We used a really cool chart, which I have recreated in Excel for illustrative purposes, to take the baseline:
As you can see, this actually measures six different components of that single repetition of the behavior. The first three have to do with the fluency of the behavior. (Fluency means that the dog can perform without thought. However, this may only happen in a single environment or with a particular person.) Accuracy refers to what the behavior looks like. Did the dog do the behavior correctly? Latency means how quickly your dog responds to the cue. Speed/Intensity refers to, well, how fast or intense the behavior is.
The next three have to do with generalization. (Generalization is when the behavior is fluent in any environment with any person, and despite competing environmental demands.) Is the dog able to do it with duration? From a distance? When there are distractions?

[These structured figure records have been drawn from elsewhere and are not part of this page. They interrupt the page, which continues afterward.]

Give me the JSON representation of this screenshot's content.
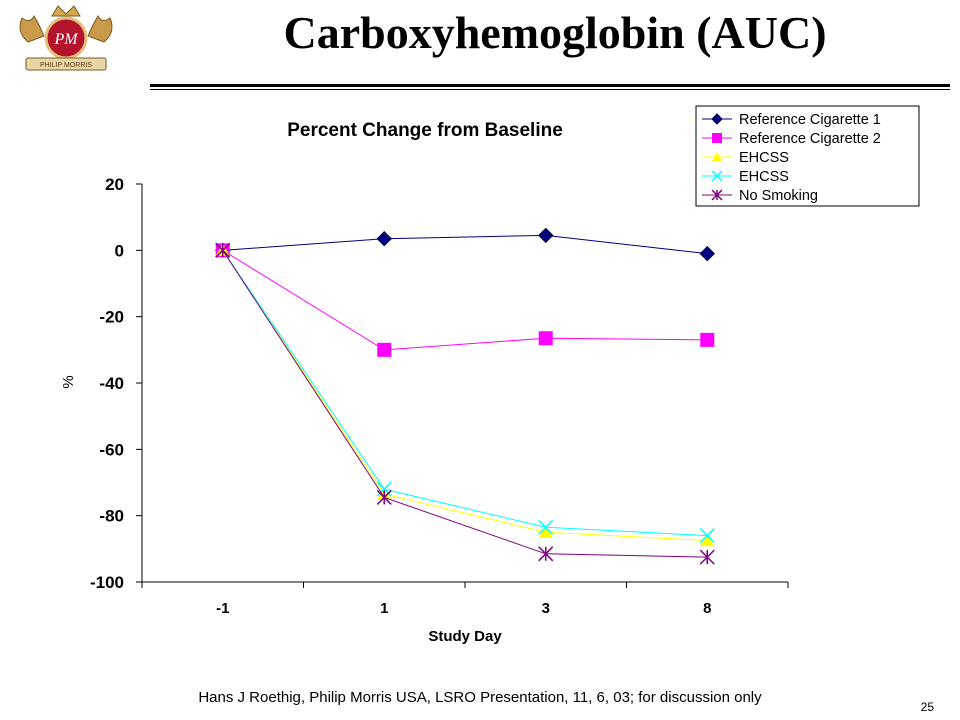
{
  "slide": {
    "title": "Carboxyhemoglobin (AUC)",
    "footer": "Hans J Roethig, Philip Morris USA, LSRO Presentation, 11, 6, 03; for discussion only",
    "page_number": "25",
    "logo_text": "PM",
    "logo_banner": "PHILIP MORRIS"
  },
  "chart_data": {
    "type": "line",
    "title": "Percent Change from Baseline",
    "xlabel": "Study Day",
    "ylabel": "%",
    "categories": [
      "-1",
      "1",
      "3",
      "8"
    ],
    "ylim": [
      -100,
      20
    ],
    "yticks": [
      20,
      0,
      -20,
      -40,
      -60,
      -80,
      -100
    ],
    "grid": false,
    "legend_position": "top-right",
    "series": [
      {
        "name": "Reference Cigarette 1",
        "values": [
          0,
          3.5,
          4.5,
          -1
        ],
        "color": "#000080",
        "marker": "diamond"
      },
      {
        "name": "Reference Cigarette 2",
        "values": [
          0,
          -30,
          -26.5,
          -27
        ],
        "color": "#FF00FF",
        "marker": "square"
      },
      {
        "name": "EHCSS",
        "values": [
          0,
          -73.5,
          -85,
          -87.5
        ],
        "color": "#FFFF00",
        "marker": "triangle"
      },
      {
        "name": "EHCSS",
        "values": [
          0,
          -72,
          -83.5,
          -86
        ],
        "color": "#00FFFF",
        "marker": "x"
      },
      {
        "name": "No Smoking",
        "values": [
          0,
          -74.5,
          -91.5,
          -92.5
        ],
        "color": "#800080",
        "marker": "star"
      }
    ]
  }
}
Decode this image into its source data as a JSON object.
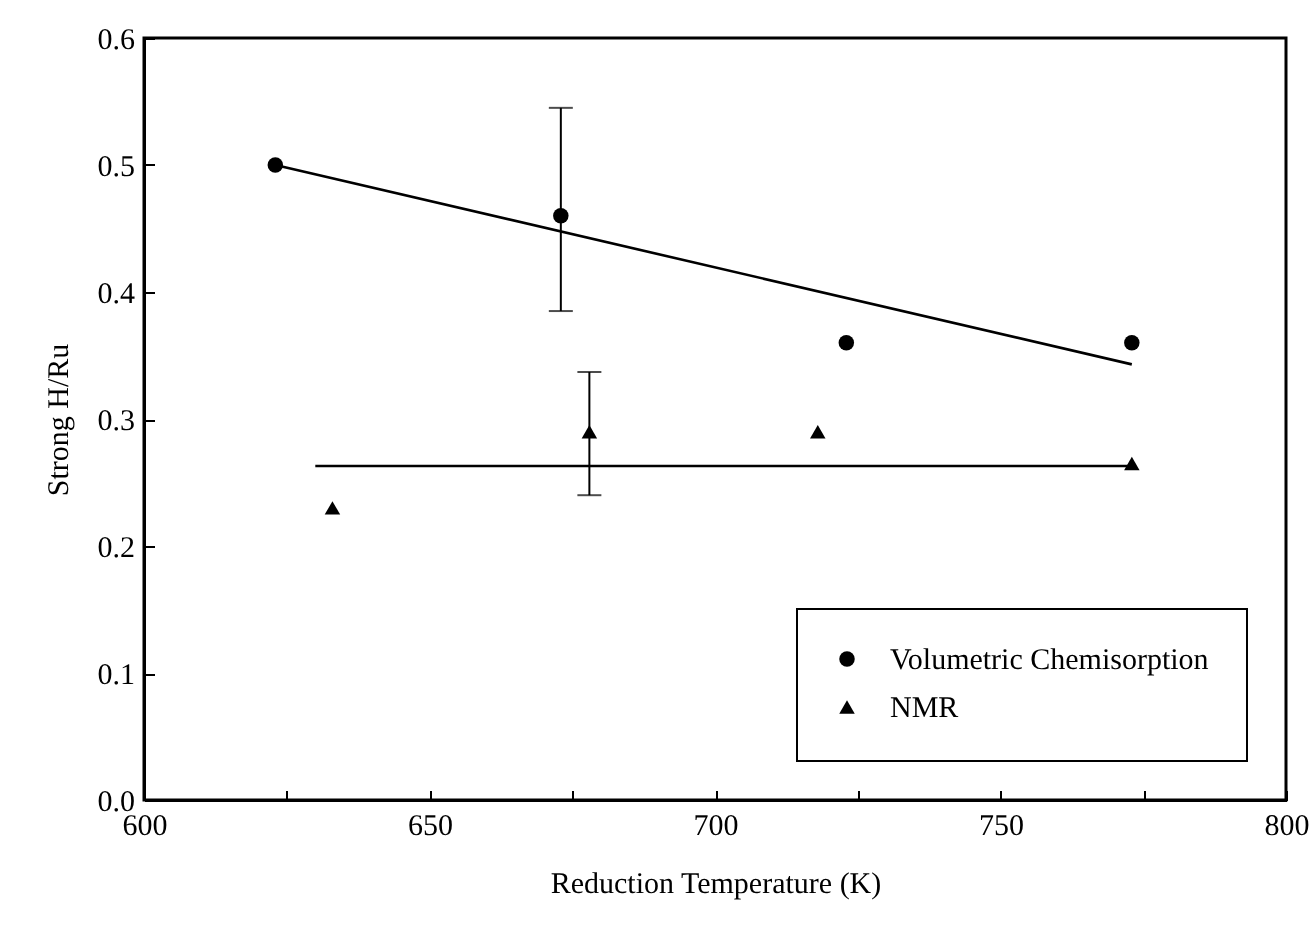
{
  "chart_data": {
    "type": "scatter",
    "xlabel": "Reduction Temperature (K)",
    "ylabel": "Strong H/Ru",
    "xlim": [
      600,
      800
    ],
    "xticks": [
      600,
      {
        "value": 625,
        "label": null
      },
      650,
      {
        "value": 675,
        "label": null
      },
      700,
      {
        "value": 725,
        "label": null
      },
      750,
      {
        "value": 775,
        "label": null
      },
      800
    ],
    "ylim": [
      0,
      0.6
    ],
    "yticks": [
      {
        "value": 0,
        "label": "0.0"
      },
      0.1,
      0.2,
      0.3,
      0.4,
      0.5,
      0.6
    ],
    "grid": false,
    "legend": "bottom right",
    "series": [
      {
        "name": "Volumetric Chemisorption",
        "color": "#000000",
        "marker": "circle",
        "x": [
          623,
          673,
          723,
          773
        ],
        "values": [
          0.5,
          0.46,
          0.36,
          0.36
        ],
        "errors": [
          null,
          [
            0.385,
            0.545
          ],
          null,
          null
        ]
      },
      {
        "name": "NMR",
        "color": "#000000",
        "marker": "triangle",
        "x": [
          633,
          678,
          718,
          773
        ],
        "values": [
          0.23,
          0.29,
          0.29,
          0.265
        ],
        "errors": [
          null,
          [
            0.24,
            0.337
          ],
          null,
          null
        ]
      },
      {
        "type": "line",
        "color": "#000000",
        "marker": "none",
        "x": [
          623,
          773
        ],
        "values": [
          0.5,
          0.343
        ]
      },
      {
        "type": "line",
        "color": "#000000",
        "marker": "none",
        "x": [
          630,
          773
        ],
        "values": [
          0.263,
          0.263
        ]
      }
    ]
  }
}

For each component, you choose whether the dog’s response was unacceptable, needs improvement, met the standard you set, exceeded expectations, or was considered excellent. If your dog scores all 3s or above, then you can increase criteria.
The really tricky part of baselining is making sure that you are very clear in what you’re looking at. A sit is not just a sit. To one person, a sit may mean that the dog’s butt hits the ground within 5 seconds or so. To another, a sit may been that the dog’s elbows are straight and the hips square, that the dog did a tuck sit (where the back legs come under him rather than the dog rocking backwards into the sit), that the response happens within a second of being cues with a single verbal cue, and that the dog remains in the sit until told otherwise.
Pretty big difference in those two descriptions, isn’t there? During the working sessions, we spent a lot of time nailing down exactly what we were looking at. I was sometimes surprised to discover that I envisioned the behavior looking completely different from the way my teammates had envisioned it. We got quite good at describing what we were about to do very clearly: I am going to stand in front of my dog while she’s standing at a distance of 3 feet, then give her a single hand signal to sit. I expect that her but will be on the ground within 2 seconds; I don’t care what the sit looks like.
This might seem picky and pedantic, but not only will it help you get an accurate baseline, it’s also important to do this when you start your training sessions. Remember, part of MapQuest is both knowing where you currently are and knowing where you want to go. Just as there is a big difference between Madison, Wisconsin and Madison, South Dakota, there is a big difference between a competition sit and a puppy sit.
Now, I’ll be honest. All of this seems like a lot of work. I probably won’t be busting out the forms any time in the future. I’ve tried record keeping in the past and honestly, I’m just lazy. But I do want to play with the idea of a single-rep baseline and I will definitely be better about articulating my criteria before I start training.
What about you? Will you incorporate any of this information in your training?